Le MIT Technology Review cite plusieurs exemples formulés par le rapport. Par exemple, les médias étatiques du Venezuela procèdent à la diffusion de propagande pro-gouvernementale via des séquences vidéo de présentateurs télévisés générés par IA. Produites par Synthesia, une société concevant des deepfakes personnalisés, ces vidéos sont en outre diffusées sur une chaîne internationale anglophone factice.

Aux États-Unis, les réseaux sociaux pullulent de vidéos et images de représentants politiques créés par l’IA. Dans ces séquences, on peut apercevoir le président Biden faisant des déclarations transphobes ou encore Donald Trump avec dans ses bras, Anthony Fauci.

Parallèlement aux outils d’IA générative, les gouvernements continuent d’employer d’anciennes tactiques telles que l’alliance de campagnes humaines et robotiques pour la manipulation des conversations en ligne. En 2023, 47 gouvernements ont eu recours à des commentateurs pour la diffusion de propagande.

Selon Funk, l’accessibilité de l’IA générative peut freiner la confiance envers les faits véritables. La normalisation des contenus générés par IA permet aux acteurs politiques de douter de la fiabilité des informations. Ce phénomène est baptisé « dividende du menteur ». Selon celui-ci, la méfiance envers la fabrication stimule le scepticisme des personnes à l’égard des informations véridique. C’est principalement le cas en temps de crise ou de conflit politique, périodes propices aux fausses informations.

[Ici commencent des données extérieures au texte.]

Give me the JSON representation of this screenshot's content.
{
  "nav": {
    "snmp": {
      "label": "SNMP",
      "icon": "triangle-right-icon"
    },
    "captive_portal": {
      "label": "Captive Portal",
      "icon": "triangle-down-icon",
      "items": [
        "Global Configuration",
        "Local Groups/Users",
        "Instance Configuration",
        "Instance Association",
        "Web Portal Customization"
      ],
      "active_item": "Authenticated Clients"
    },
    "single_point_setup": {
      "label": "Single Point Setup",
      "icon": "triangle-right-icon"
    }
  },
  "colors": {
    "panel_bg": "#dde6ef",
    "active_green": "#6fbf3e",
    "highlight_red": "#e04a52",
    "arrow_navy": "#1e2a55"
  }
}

Chatbots et censure sur Internet

Les régimes autoritaires ont recours à l’IA pour répandre davantage la censure et pour améliorer son efficacité.

Selon les chercheurs de l’association, 22 pays ont promulgué des lois poussant les plateformes à supprimer les contenus en ligne défavorables via l’apprentissage automatique. Par exemple, les chatbots chinois sont programmés pour ne pas fournir d’informations en ce qui concerne les evenements de la place Tiananmen.

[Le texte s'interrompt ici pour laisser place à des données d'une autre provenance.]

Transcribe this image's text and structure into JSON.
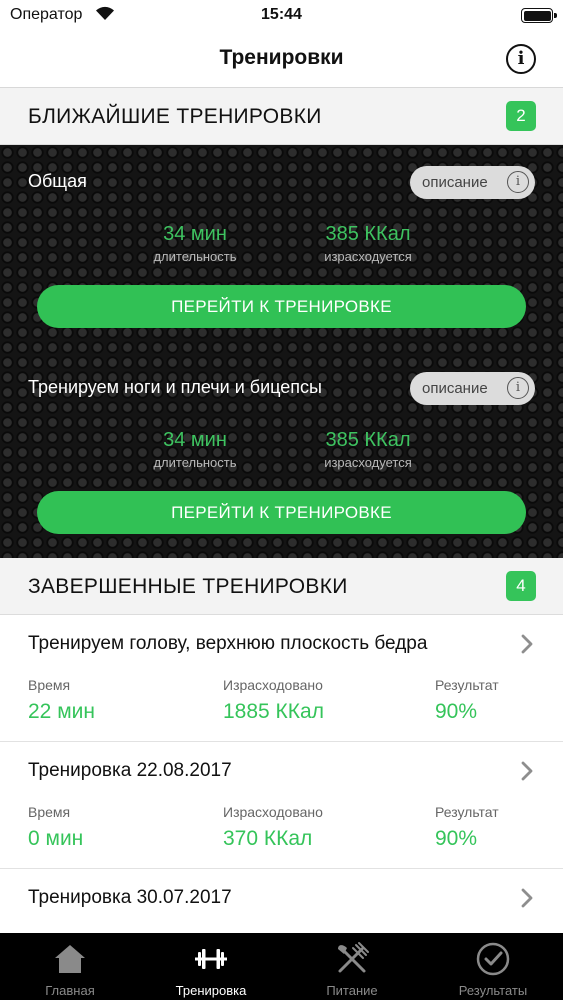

En Inde, les responsables du gouvernement ont obligé YouTube et Twitter à limiter le visionnage du documentaire sur la violence ayant eu lieu durant le mandat du Premier ministre Narendra Modi en tant que le ministre en chef de l’Etat du Gujarat.

L’approfondissement de la censure dans le monde est signitificatif. En témoigne le record de 41 gouvernements ayant bloqué les sites internet de discours politiques mais également de contenus sociaux et religieux.

Dans le classement de Freedom House, l’Iran a dégringolé en raison de la fermeture d’Internet, du blocage de WhatsApp et d’Instagram. Ce pays a également renforcé la surveillance en ligne suite aux manifestations antigouvernementales de l’automne 2022.  Enfin, la censure internet est la plus restrictive en Chine (9ème année consécutive) et au Myanmar.